Gewissensbisse krallten sich in mich, verlangten nach Balsam und rissen an den Wunden, die meine Familie in mir geschlagen hatte. Vor lauter Aufregung bebten meine Hände und ich steckte das Handy schnell zurück. Ich konnte nichts für meine Mutter tun. Ich wollte nichts für sie tun. Damals hatte sie nicht auf meiner Seite gestanden, hatte nicht begriffen, wieso ich Sebastien den Rücken kehren wollte. Alles, was sie verstand, hatte mit ihrer Verbitterung zu tun.

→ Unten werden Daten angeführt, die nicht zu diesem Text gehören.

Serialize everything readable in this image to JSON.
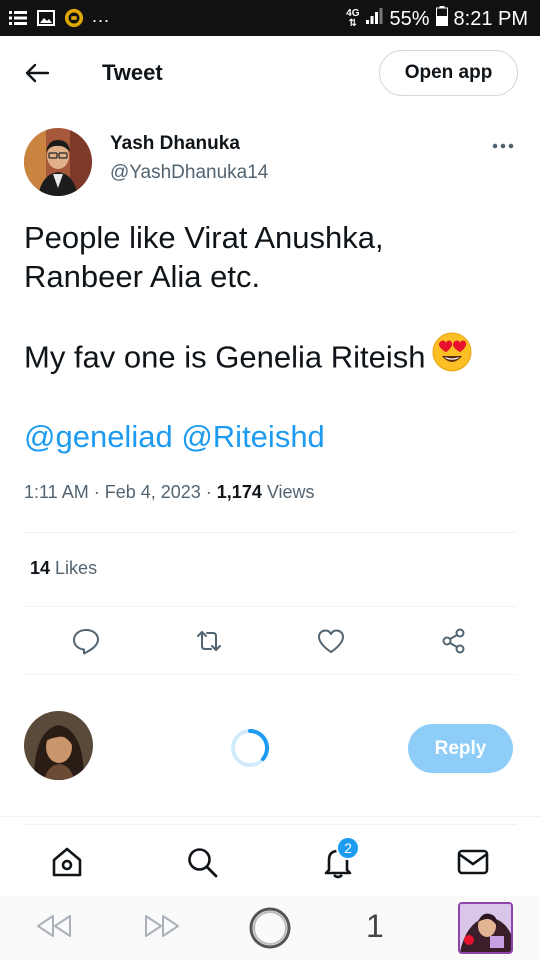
{
  "status_bar": {
    "battery": "55%",
    "time": "8:21 PM",
    "network": "4G",
    "overflow": "..."
  },
  "header": {
    "title": "Tweet",
    "open_app_label": "Open app"
  },
  "author": {
    "name": "Yash Dhanuka",
    "handle": "@YashDhanuka14"
  },
  "tweet": {
    "line1": "People like Virat Anushka,",
    "line2": "Ranbeer Alia etc.",
    "line3": "My fav one is Genelia Riteish",
    "emoji": "heart-eyes-emoji",
    "mention1": "@geneliad",
    "mention2": "@Riteishd"
  },
  "meta": {
    "time": "1:11 AM",
    "date": "Feb 4, 2023",
    "views_count": "1,174",
    "views_label": "Views"
  },
  "likes": {
    "count": "14",
    "label": "Likes"
  },
  "actions": [
    "reply-icon",
    "retweet-icon",
    "like-icon",
    "share-icon"
  ],
  "reply_bar": {
    "reply_label": "Reply"
  },
  "bottom_nav": {
    "items": [
      "home-icon",
      "search-icon",
      "notifications-icon",
      "messages-icon"
    ],
    "notification_badge": "2"
  },
  "browser_bar": {
    "tab_count": "1"
  },
  "colors": {
    "accent": "#1d9bf0",
    "reply_disabled": "#8ecdf8",
    "secondary_text": "#536471"
  }
}
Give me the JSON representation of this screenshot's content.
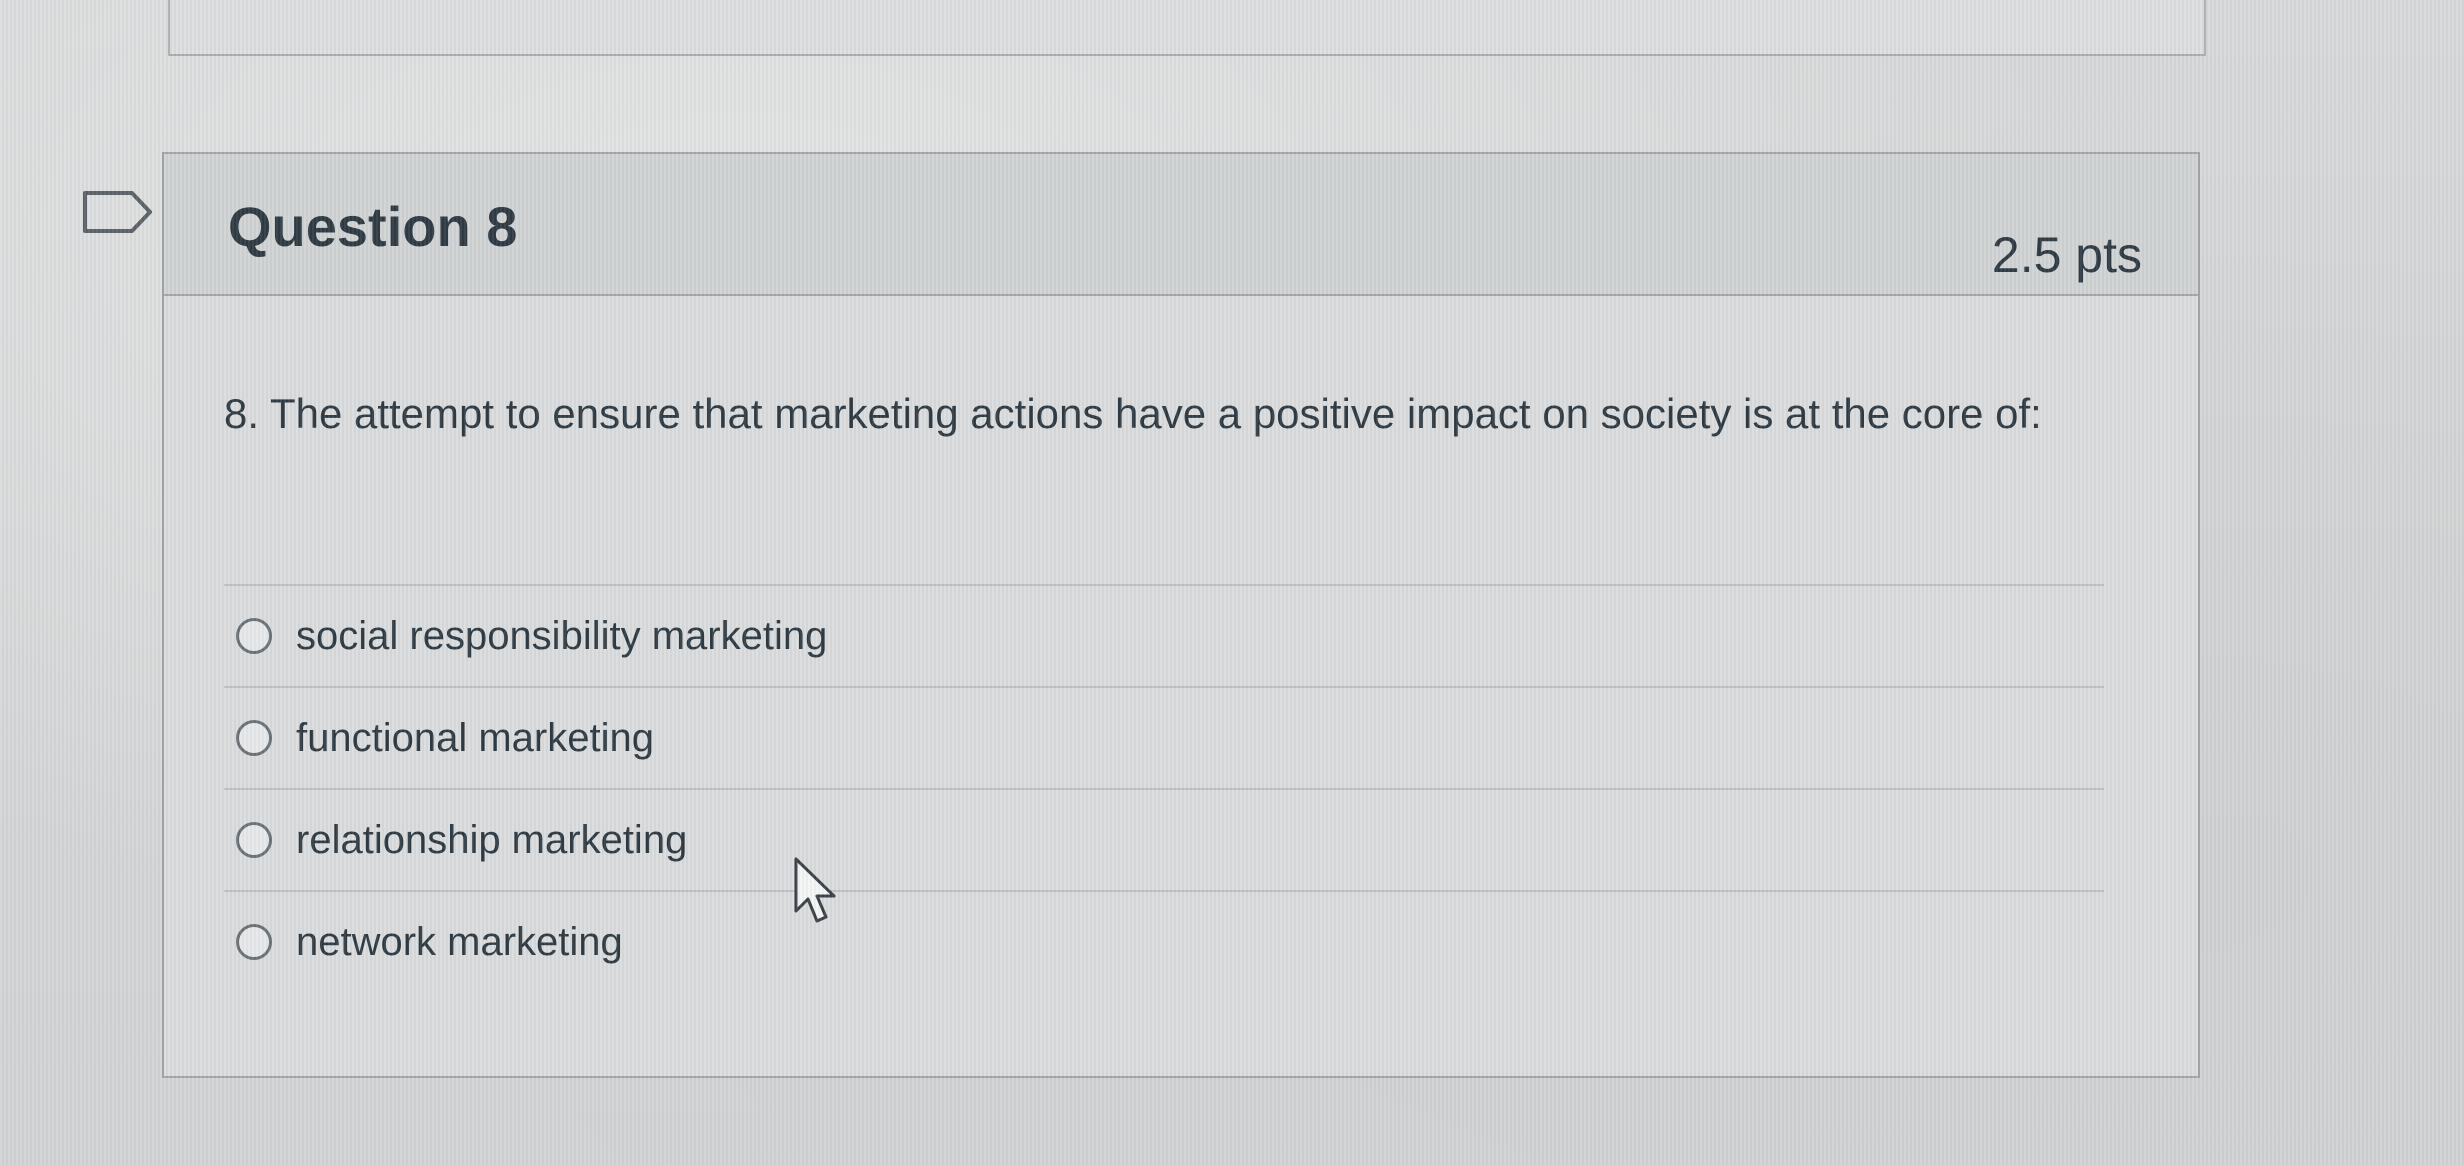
{
  "question": {
    "title": "Question 8",
    "points": "2.5 pts",
    "text": "8. The attempt to ensure that marketing actions have a positive impact on society is at the core of:"
  },
  "answers": [
    {
      "label": "social responsibility marketing",
      "selected": false
    },
    {
      "label": "functional marketing",
      "selected": false
    },
    {
      "label": "relationship marketing",
      "selected": false
    },
    {
      "label": "network marketing",
      "selected": false
    }
  ],
  "icons": {
    "flag": "flag-question-icon",
    "cursor": "mouse-pointer-icon"
  }
}
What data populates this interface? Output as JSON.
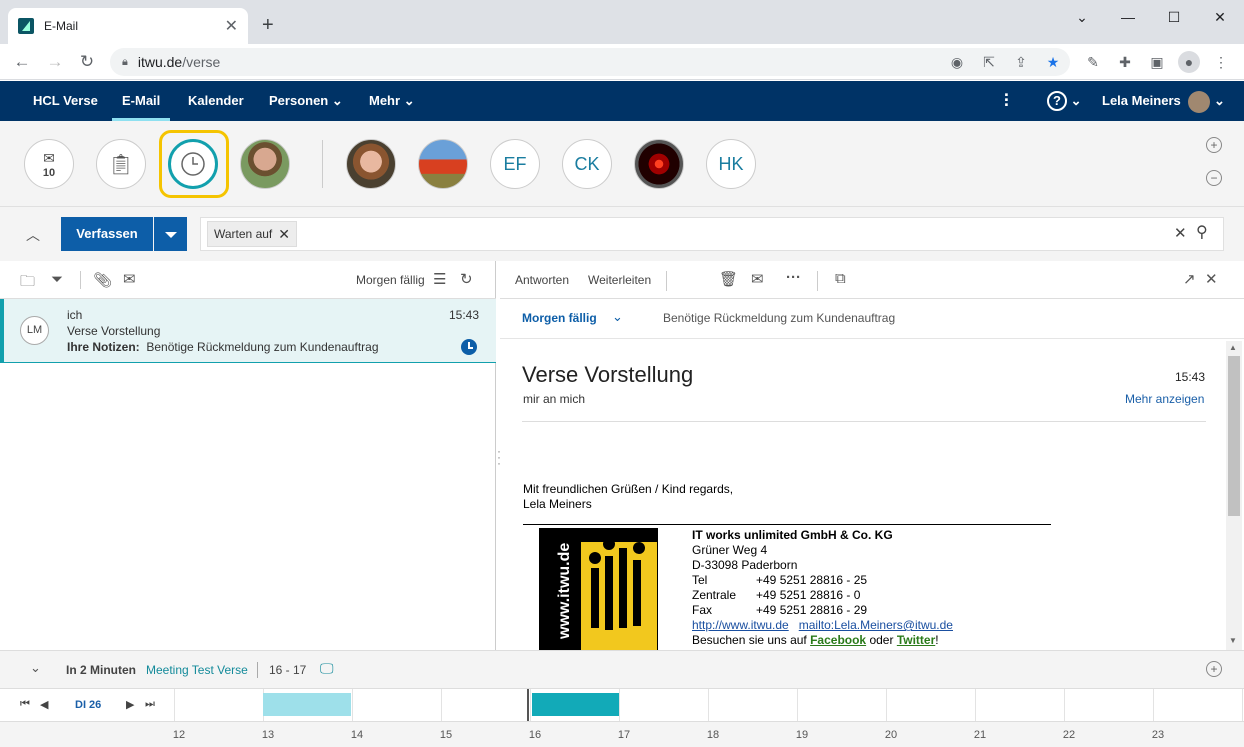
{
  "browser": {
    "tab_title": "E-Mail",
    "url_domain": "itwu.de",
    "url_path": "/verse"
  },
  "nav": {
    "brand": "HCL Verse",
    "items": [
      "E-Mail",
      "Kalender",
      "Personen",
      "Mehr"
    ],
    "user_name": "Lela Meiners"
  },
  "people_bar": {
    "inbox_count": "10",
    "initials": [
      "EF",
      "CK",
      "HK"
    ]
  },
  "compose": {
    "label": "Verfassen",
    "filter_chip": "Warten auf"
  },
  "list": {
    "sort_label": "Morgen fällig",
    "message": {
      "avatar": "LM",
      "sender": "ich",
      "time": "15:43",
      "subject": "Verse Vorstellung",
      "notes_label": "Ihre Notizen:",
      "notes_text": "Benötige Rückmeldung zum Kundenauftrag"
    }
  },
  "reading": {
    "reply": "Antworten",
    "forward": "Weiterleiten",
    "due_label": "Morgen fällig",
    "due_note": "Benötige Rückmeldung zum Kundenauftrag",
    "subject": "Verse Vorstellung",
    "time": "15:43",
    "recipients": "mir an mich",
    "more": "Mehr anzeigen",
    "greeting": "Mit freundlichen Grüßen / Kind regards,",
    "signer": "Lela Meiners",
    "logo_text": "www.itwu.de",
    "sig": {
      "company": "IT works unlimited GmbH & Co. KG",
      "street": "Grüner Weg 4",
      "city": "D-33098 Paderborn",
      "tel_label": "Tel",
      "tel": "+49 5251 28816 - 25",
      "central_label": "Zentrale",
      "central": "+49 5251 28816 - 0",
      "fax_label": "Fax",
      "fax": "+49 5251 28816 - 29",
      "web": "http://www.itwu.de",
      "mail": "mailto:Lela.Meiners@itwu.de",
      "visit_pre": "Besuchen sie uns auf",
      "facebook": "Facebook",
      "visit_mid": "oder",
      "twitter": "Twitter",
      "visit_end": "!"
    }
  },
  "event": {
    "when": "In 2 Minuten",
    "title": "Meeting Test Verse",
    "range": "16 - 17"
  },
  "timeline": {
    "day": "DI 26",
    "hours": [
      "12",
      "13",
      "14",
      "15",
      "16",
      "17",
      "18",
      "19",
      "20",
      "21",
      "22",
      "23"
    ]
  },
  "colors": {
    "nav_bg": "#003366",
    "accent": "#0d5ea8",
    "teal": "#12a0ad",
    "highlight": "#f5c400",
    "busy_light": "#9ee0ea",
    "busy_dark": "#12aab8"
  }
}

Tränen schossen mir in die Augen, als mir klar wurde, dass ich mein Leben lang an ihnen gekettet sein würde und nichts mich befreien könnte.

Ich flüchtete eilig zu den Toiletten. Ein leichenblasses Gesicht sah mir im Spiegel entgegen, stach grell hervor und konnte das Leid dahinter nicht verbergen. Erinnerungen durchfluteten mich und schürften mein Herz auf.

Er liebt dich, Océane, mehr als alles andere auf der Welt. Wieso möchtest du ihn so einfach aufgeben? Ist es ihm gegenüber nicht ungerecht, ihn wegzuwerfen wie Unrat?"

Ich starre meine Mutter mit verweinten Augen an. „Er hatte was mit einer anderen. Wie soll ich so etwas entschuldigen?"

Ihre Hand durchpflügt die Luft und klatscht brennend auf meine Wange. „Du ungezogenes Mädchen! Sei froh, dass dich Balg überhaupt ein Junge beachtet. Körper sind nichts wert, also sei nicht so arrogant und akzeptiere, dass er sich den Spaß erlaubt."

Ich ducke mich unter ihren Schlägen, in denen so viel Liebe und Schmerz zugleich liegen. Ich weiß, dass sie es nicht meinetwegen tut, dass sie im tiefsten Kern ihres Wesens nicht mir ein Leids will, sondern meinem Vater. Immer meinem Vater. „Sebastien tut mir genau so weh, wie Papa dir wehgetan hat", flüstere ich, obwohl ich weiß, dass es die Sache schlimmer machen wird. Trotz allem ist Hoffnung in mir, erfüllt mich und nährt die Liebe zu meiner Mutter. Eine hoffnungslose Hoffnung, die alle meine Gefühle verrät, sodass ich am Ende ein Nichts bin und ein Nichts bleiben werde.